El multimillonario Drahi juega a largo plazo en BT

Puede permitirse esperar a que se suavice el rechazo político a una compra, o a un intento del capital riesgo

El multimillonario franco-israelí Patrick Drahi.
El multimillonario franco-israelí Patrick Drahi. reuters

Patrick Drahi está jugando a largo plazo en BT. El multimillonario franco-israelí dice que no quiere comprar el grupo de telecomunicaciones británico de 17.000 millones de libras (20.000 millones de euros); el aumento de su participación del 12% al 18% dice lo contrario. Por el momento, el primer ministro Boris Johnson casi seguro rechazaría una oferta. Pero a medida que más operadores europeos pasen a manos privadas sin ningún impacto perceptible en sus resultados, esa posición podría suavizarse.

Algunos accionistas esperaban claramente un regalo de Navidad anticipado en forma de una adquisición total. Las acciones de BT han ganado casi un tercio desde mediados de noviembre, a medida que se agotaban los seis meses de bloqueo para que Drahi realizara un nuevo movimiento, tras comprar un 12,1% en junio.

La prima del 47% ofrecida a los sufridos propietarios de Telecom Italia por el gigante estadounidense del capital riesgo KKR no hacía más que aumentar la expectación.

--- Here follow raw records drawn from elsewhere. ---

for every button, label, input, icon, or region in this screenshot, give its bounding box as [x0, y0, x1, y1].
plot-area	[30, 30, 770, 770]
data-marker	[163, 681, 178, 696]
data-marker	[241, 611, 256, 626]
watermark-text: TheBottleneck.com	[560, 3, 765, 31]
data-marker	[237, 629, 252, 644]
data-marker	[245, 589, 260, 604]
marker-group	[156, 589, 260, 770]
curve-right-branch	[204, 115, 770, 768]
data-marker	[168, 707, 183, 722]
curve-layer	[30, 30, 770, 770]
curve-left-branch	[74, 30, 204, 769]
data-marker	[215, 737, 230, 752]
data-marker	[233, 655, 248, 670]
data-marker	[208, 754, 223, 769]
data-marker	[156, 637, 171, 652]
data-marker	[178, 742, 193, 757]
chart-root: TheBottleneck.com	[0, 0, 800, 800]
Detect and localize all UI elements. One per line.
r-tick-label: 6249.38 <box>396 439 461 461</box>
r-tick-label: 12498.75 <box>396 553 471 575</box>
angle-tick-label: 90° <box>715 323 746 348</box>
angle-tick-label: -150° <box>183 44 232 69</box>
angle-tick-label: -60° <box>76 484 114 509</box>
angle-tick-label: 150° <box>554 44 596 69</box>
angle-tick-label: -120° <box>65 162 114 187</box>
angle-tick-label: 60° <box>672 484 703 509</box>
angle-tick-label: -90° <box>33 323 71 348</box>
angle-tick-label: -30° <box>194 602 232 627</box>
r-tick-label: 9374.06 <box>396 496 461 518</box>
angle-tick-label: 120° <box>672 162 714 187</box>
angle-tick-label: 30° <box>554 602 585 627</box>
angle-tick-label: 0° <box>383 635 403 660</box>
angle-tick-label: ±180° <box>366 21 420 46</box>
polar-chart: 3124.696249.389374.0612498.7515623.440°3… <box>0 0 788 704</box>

De ahí la decepción por su acumulación incremental: las acciones de BT cayeron un 7%.

Drahi no puede ahora lanzar una oferta hasta dentro de seis meses. Pero las consideraciones políticas a corto plazo complicarían de todos modos una zambullida más rápida. Muchos de los votantes que apoyan el Brexit y que impulsaron a Johnson al número 10 de Downing Street palidecerían ante el hecho de que un extranjero controlara una de las empresas más reconocidas e importantes de Gran Bretaña. Una nueva ley de inversiones que entrará en vigor en enero da fuerza legal a estos sentimientos.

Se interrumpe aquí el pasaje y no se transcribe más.